In the study, staff responsiveness dominates the willingness to recommend and willingness to return followed by nursing care (which has big role to play in staff responsiveness as well). 

Next - if you losing sleep about the size of your patient population focus less on marketing and more on creating experiences that will drive patients to recommend and return.  Word of mouth has always been the most powerful marketing tool. One Hospital CEO said that every poor patient experience loses the hospital five new customers. 

These seem like questions one would receive in a retail establishment or likely at a restaurant:  “how is your meal?  “Please recommend us on Yelp” and “here is a 10% off coupon for your next visit.”  In Healthcare, brand is retail, because it is “consumer.”  Patients are very sophisticated consumers, and as they gain more control over their healthcare dollars, they are moving quickly to measure value in terms of cost, quality of service and “brand” reputation as criteria, as they do in all other important areas of their lives.

What does this have to do with our X-Factor?  Everything!  Healthcare CEOs are staying awake at night because they recognize the interdependence of having the top care teams and of providing the best working environment and best engagement.  It can be a matter of life and death for the patients and now it’s a matter of economic survival for the healthcare institutions. More than ever, it is the patients that are “defining” the quality as “customers” in a consumer model.

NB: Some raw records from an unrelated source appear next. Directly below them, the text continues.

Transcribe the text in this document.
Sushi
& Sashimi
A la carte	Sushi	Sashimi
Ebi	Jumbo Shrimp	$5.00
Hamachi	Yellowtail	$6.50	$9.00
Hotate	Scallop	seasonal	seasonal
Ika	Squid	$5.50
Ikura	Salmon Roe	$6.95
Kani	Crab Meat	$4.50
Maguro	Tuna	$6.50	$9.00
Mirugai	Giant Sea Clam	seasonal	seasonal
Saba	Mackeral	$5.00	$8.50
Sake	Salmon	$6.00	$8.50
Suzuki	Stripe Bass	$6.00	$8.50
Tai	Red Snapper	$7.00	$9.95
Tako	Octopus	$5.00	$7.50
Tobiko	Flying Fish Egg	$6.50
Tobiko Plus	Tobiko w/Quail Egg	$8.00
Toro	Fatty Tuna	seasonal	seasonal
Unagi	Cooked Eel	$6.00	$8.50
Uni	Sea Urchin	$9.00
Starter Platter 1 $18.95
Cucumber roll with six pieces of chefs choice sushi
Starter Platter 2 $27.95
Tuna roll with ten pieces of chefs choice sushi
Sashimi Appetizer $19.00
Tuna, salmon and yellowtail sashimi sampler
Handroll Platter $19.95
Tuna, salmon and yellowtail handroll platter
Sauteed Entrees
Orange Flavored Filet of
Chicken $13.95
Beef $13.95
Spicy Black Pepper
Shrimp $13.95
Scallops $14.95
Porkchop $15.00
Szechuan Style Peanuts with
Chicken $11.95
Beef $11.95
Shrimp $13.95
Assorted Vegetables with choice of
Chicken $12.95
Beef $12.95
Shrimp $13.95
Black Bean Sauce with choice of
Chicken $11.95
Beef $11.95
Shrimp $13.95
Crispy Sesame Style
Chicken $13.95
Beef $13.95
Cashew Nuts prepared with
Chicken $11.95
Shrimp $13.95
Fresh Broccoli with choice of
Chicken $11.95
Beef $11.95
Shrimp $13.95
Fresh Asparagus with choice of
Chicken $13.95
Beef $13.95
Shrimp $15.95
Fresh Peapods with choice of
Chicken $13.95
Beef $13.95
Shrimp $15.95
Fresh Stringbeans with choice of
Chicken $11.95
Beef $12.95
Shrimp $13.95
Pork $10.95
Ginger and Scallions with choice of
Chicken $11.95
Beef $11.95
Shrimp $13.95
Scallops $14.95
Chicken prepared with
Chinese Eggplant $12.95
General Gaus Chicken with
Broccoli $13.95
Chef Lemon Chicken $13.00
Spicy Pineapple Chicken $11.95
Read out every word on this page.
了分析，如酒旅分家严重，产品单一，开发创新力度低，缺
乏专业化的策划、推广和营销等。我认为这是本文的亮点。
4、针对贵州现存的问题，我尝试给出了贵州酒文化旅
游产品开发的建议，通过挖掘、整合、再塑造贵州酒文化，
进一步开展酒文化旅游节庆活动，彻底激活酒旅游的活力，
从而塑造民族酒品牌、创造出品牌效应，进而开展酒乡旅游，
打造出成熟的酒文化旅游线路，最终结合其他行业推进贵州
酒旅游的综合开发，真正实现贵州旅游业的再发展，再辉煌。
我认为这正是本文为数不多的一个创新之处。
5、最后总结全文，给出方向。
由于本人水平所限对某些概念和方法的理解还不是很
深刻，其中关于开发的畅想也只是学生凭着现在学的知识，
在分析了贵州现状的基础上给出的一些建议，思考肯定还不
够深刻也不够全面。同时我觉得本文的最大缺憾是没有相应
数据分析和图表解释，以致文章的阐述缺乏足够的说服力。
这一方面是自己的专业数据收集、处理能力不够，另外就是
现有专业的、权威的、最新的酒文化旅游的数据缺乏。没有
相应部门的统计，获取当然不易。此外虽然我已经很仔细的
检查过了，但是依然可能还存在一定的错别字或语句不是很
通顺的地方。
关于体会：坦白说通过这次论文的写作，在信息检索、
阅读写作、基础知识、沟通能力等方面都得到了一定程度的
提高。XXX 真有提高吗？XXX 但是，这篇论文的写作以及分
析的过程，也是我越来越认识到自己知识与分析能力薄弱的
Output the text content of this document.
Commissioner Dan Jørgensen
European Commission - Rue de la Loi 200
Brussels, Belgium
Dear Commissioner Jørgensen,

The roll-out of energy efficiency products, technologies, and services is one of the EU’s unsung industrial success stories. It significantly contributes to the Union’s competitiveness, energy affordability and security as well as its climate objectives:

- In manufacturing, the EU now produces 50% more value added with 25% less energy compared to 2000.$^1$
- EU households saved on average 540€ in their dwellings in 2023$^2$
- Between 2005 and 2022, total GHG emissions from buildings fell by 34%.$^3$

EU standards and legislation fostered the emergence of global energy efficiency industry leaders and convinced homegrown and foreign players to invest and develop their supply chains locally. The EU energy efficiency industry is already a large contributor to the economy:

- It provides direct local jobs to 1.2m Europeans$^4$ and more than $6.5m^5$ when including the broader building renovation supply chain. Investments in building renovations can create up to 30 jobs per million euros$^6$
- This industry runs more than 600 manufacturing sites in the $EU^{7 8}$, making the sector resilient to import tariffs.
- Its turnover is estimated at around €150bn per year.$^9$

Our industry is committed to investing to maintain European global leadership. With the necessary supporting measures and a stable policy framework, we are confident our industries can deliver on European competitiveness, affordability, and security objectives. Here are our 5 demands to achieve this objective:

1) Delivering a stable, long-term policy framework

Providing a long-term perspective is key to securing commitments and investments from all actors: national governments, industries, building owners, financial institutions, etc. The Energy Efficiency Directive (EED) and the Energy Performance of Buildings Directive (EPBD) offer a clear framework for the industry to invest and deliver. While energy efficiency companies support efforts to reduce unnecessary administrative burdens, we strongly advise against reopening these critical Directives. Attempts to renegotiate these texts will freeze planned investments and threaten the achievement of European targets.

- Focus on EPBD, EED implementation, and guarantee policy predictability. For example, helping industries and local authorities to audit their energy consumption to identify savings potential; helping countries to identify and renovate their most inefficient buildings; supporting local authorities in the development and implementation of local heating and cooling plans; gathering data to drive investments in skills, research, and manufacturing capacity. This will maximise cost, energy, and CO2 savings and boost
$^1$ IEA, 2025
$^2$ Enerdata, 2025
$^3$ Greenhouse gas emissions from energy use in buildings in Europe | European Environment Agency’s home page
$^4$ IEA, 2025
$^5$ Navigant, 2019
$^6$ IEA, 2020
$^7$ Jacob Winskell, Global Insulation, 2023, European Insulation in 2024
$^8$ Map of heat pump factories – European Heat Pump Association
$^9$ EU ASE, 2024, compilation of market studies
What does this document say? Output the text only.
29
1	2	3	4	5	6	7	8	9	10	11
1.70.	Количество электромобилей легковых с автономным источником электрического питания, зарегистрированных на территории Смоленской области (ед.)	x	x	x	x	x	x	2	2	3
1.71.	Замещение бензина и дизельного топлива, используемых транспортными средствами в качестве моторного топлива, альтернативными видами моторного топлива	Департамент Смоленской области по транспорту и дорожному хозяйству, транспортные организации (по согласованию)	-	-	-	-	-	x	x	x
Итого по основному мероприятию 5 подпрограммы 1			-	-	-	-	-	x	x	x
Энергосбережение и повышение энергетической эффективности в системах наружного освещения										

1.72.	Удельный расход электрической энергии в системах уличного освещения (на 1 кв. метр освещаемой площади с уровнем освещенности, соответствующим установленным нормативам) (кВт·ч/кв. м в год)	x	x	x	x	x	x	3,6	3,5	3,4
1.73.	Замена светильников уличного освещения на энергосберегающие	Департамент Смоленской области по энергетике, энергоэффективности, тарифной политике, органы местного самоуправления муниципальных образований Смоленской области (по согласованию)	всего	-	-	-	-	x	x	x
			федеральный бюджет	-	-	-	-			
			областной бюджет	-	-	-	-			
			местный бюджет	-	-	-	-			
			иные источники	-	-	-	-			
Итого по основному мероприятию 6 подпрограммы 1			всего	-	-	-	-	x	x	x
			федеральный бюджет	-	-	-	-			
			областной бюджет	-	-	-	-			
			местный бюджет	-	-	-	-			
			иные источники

Yes the world has changed.  We think for the better.  The top leaders we meet have long been advocates of patients as full participants and “engaged” in their treatment as well as arbiters of the “quality” of their experience, both clinically and overall.

Top leaders focus on this X-Factor of the care teams because it drives all of these operational statistics and patient quality perception measures.   

What is your experience at your healthcare organization?

if you want to join the discussion on healthcare employee engagement and how to improve it, please join us at our LinkedIn group.


4 responses
Great Article! i think it is concerning especially in healthcare how we fight for market share. Organizations must do so much to get and keep peoples attention. Yet, really we dont want to confuse patients
Our company refers to our team of nurses as "Team X Factor" and they are correct! Our X factor is treating each patient as if they are our ONLY patient!
The reason we manage quality, marketing, satisfaction etc, is; "the patient". We do it so we can pay the bill to turn the lights on, but we also do it because the patients deserve it and it is the right thing to do. At every nexus point we have an opportunity to engage our patients and experience the "Wow-X-Factor." It shows in our patient scores, our community outreach and our local news. The Federal government now assists us with driving our excellence and as a business we must make sure we have the tools and resources to be the best. It starts at the front door and ends with the payment of the bill, however in during this time frame are the staff which we would not be able to accomplish anything without. I enjoyed the article. Thank you for sharing.